If morality is a cultural construct, then there was a time before it was constructed when no-one was moral. The fact that the original construction is lost in the mists of time and we are only aware of the most recent refinements of the construction doesn’t change that.
On the other hand, if morality is not a cultural construct but has independent existence then it’s difficult to construct arguments for said existence that can’t also be used to argue for that of God.
Either way, the quoted statement is hardly absurd.
I understand you feel attacked — “insulted.” I’m just not sure why — or where anyone said “all atheists are immoral.”

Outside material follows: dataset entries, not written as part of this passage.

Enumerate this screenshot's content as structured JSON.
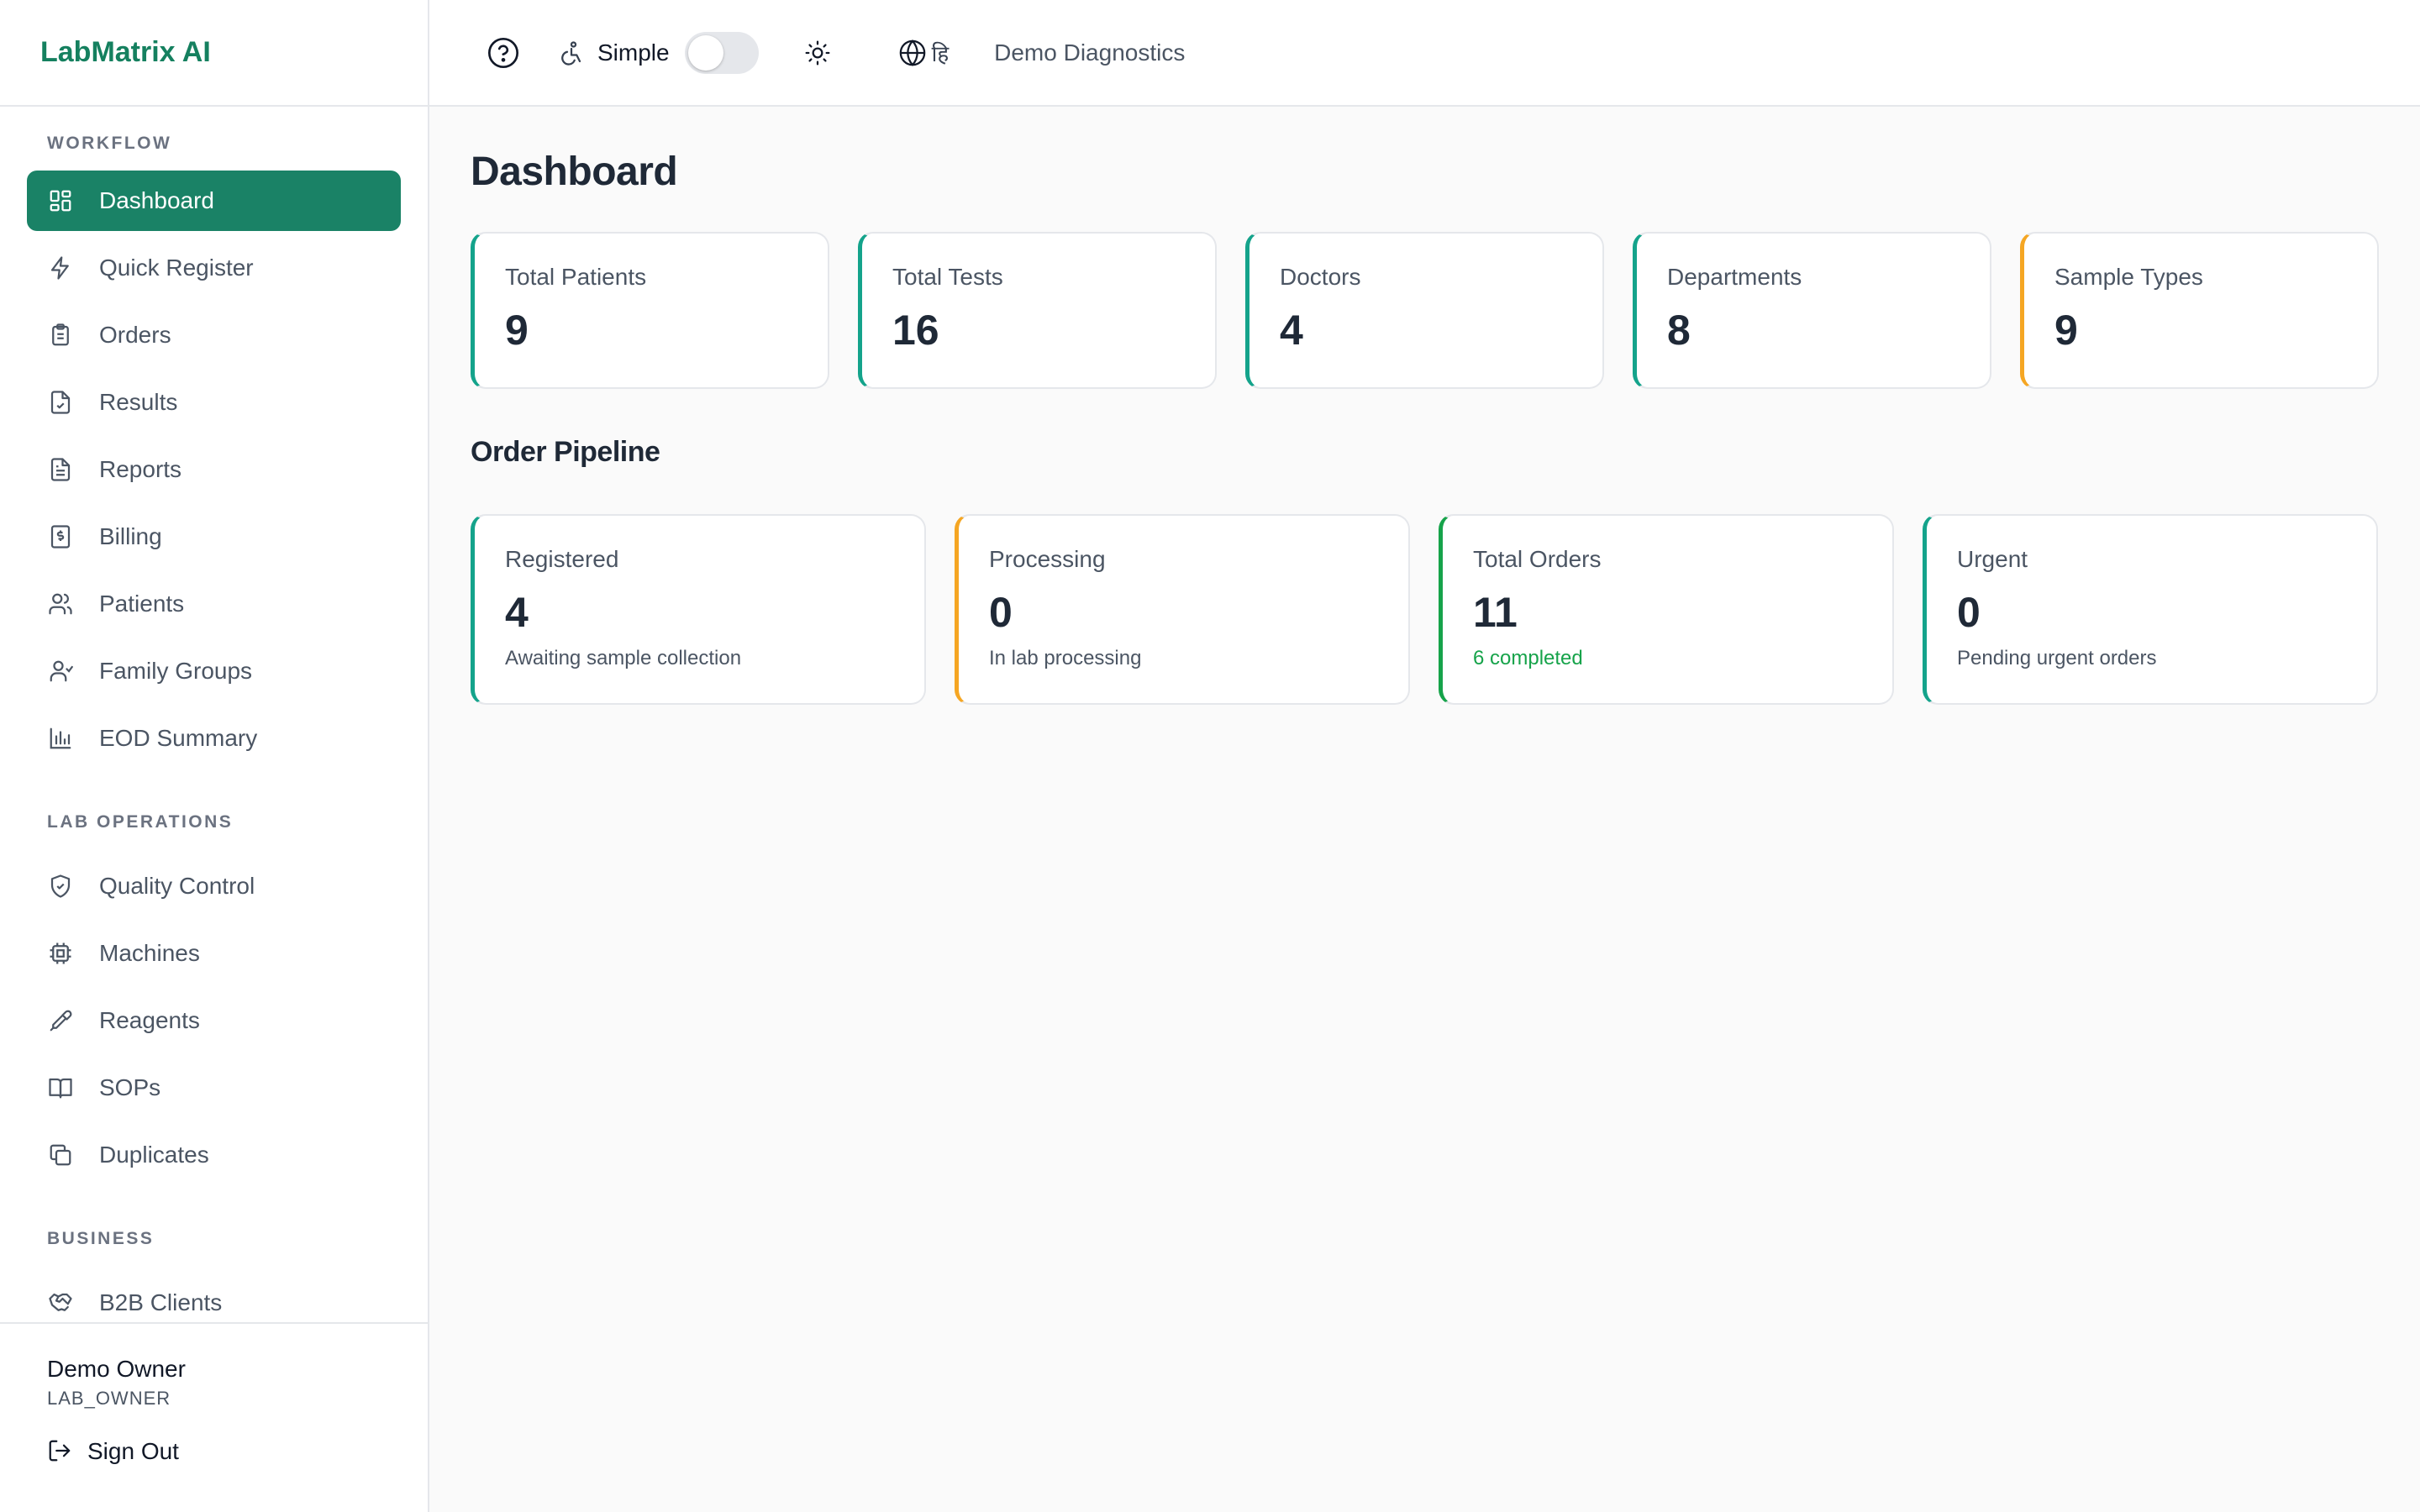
{
  "app": {
    "name": "LabMatrix AI"
  },
  "topbar": {
    "mode_label": "Simple",
    "mode_enabled": false,
    "language_glyph": "हि",
    "org_name": "Demo Diagnostics"
  },
  "sidebar": {
    "sections": [
      {
        "label": "WORKFLOW"
      },
      {
        "label": "LAB OPERATIONS"
      },
      {
        "label": "BUSINESS"
      }
    ],
    "workflow": [
      {
        "label": "Dashboard",
        "icon": "dashboard-icon",
        "active": true
      },
      {
        "label": "Quick Register",
        "icon": "lightning-icon"
      },
      {
        "label": "Orders",
        "icon": "clipboard-icon"
      },
      {
        "label": "Results",
        "icon": "file-check-icon"
      },
      {
        "label": "Reports",
        "icon": "file-text-icon"
      },
      {
        "label": "Billing",
        "icon": "receipt-icon"
      },
      {
        "label": "Patients",
        "icon": "users-icon"
      },
      {
        "label": "Family Groups",
        "icon": "user-group-icon"
      },
      {
        "label": "EOD Summary",
        "icon": "bar-chart-icon"
      }
    ],
    "lab_operations": [
      {
        "label": "Quality Control",
        "icon": "shield-check-icon"
      },
      {
        "label": "Machines",
        "icon": "cpu-icon"
      },
      {
        "label": "Reagents",
        "icon": "pipette-icon"
      },
      {
        "label": "SOPs",
        "icon": "book-icon"
      },
      {
        "label": "Duplicates",
        "icon": "copy-icon"
      }
    ],
    "business": [
      {
        "label": "B2B Clients",
        "icon": "handshake-icon"
      }
    ],
    "user": {
      "name": "Demo Owner",
      "role": "LAB_OWNER"
    },
    "sign_out_label": "Sign Out"
  },
  "main": {
    "title": "Dashboard",
    "stats": [
      {
        "label": "Total Patients",
        "value": "9",
        "accent": "#14a38b"
      },
      {
        "label": "Total Tests",
        "value": "16",
        "accent": "#14a38b"
      },
      {
        "label": "Doctors",
        "value": "4",
        "accent": "#14a38b"
      },
      {
        "label": "Departments",
        "value": "8",
        "accent": "#14a38b"
      },
      {
        "label": "Sample Types",
        "value": "9",
        "accent": "#f5a623"
      }
    ],
    "pipeline_title": "Order Pipeline",
    "pipeline": [
      {
        "label": "Registered",
        "value": "4",
        "sub": "Awaiting sample collection",
        "accent": "#14a38b"
      },
      {
        "label": "Processing",
        "value": "0",
        "sub": "In lab processing",
        "accent": "#f5a623"
      },
      {
        "label": "Total Orders",
        "value": "11",
        "sub": "6 completed",
        "accent": "#16a34a",
        "sub_color": "#16a34a"
      },
      {
        "label": "Urgent",
        "value": "0",
        "sub": "Pending urgent orders",
        "accent": "#14a38b"
      }
    ]
  },
  "colors": {
    "brand": "#15805f",
    "active_nav_bg": "#1a8266",
    "teal_accent": "#14a38b",
    "amber_accent": "#f5a623",
    "green_accent": "#16a34a"
  }
}
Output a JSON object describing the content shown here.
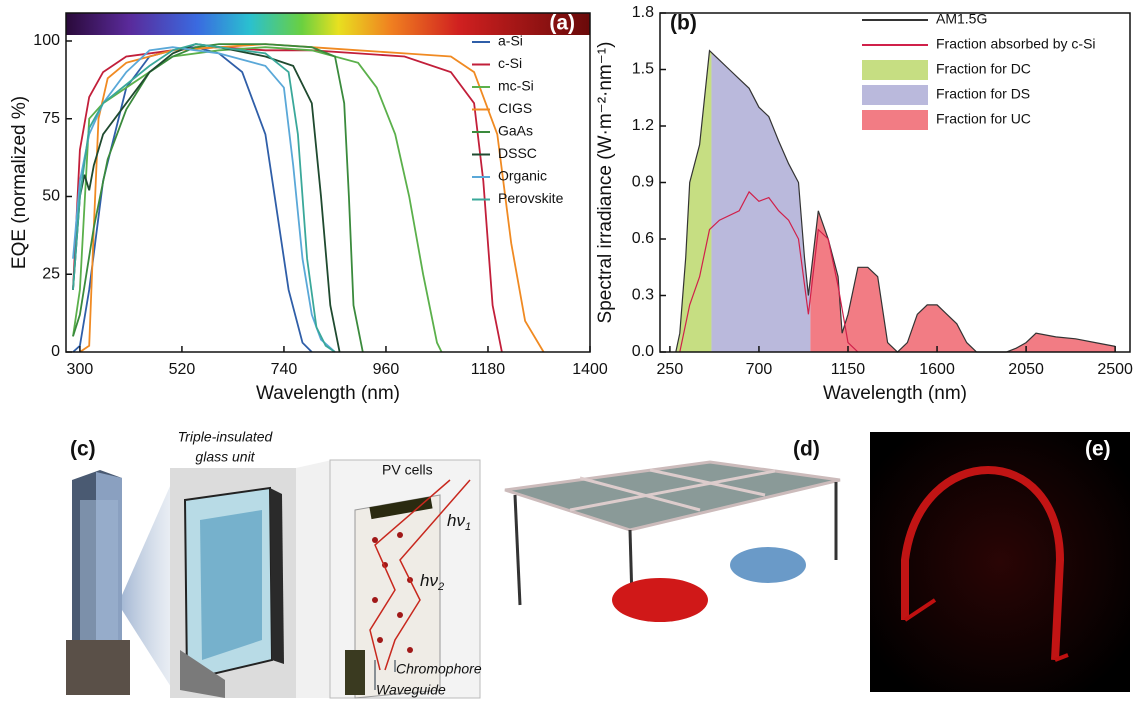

I question why your characterization of “many, many religious societies” being “sick and oppressive” necessitates a moral equivalency between all religious societies. Do you think Judeo-Christian societies have been “sick and oppressive” as compared to others? Or is there something unique (uniquely humane) concerning the value of all human life that has come out of Judeo-Christian ethics?
I think you lose credibility when you deny the latter.
I doubt very many Christians will deny that many (most) Christians fail to live up to Christian ideals. And I’m sorry if you’ve been wounded by the immoral behavior of Christians in your lifetime. But, those are failures to live up to the demands of Christian ethics — and not because of them.
In fairness, their morality tended to flow from a G-d or gods.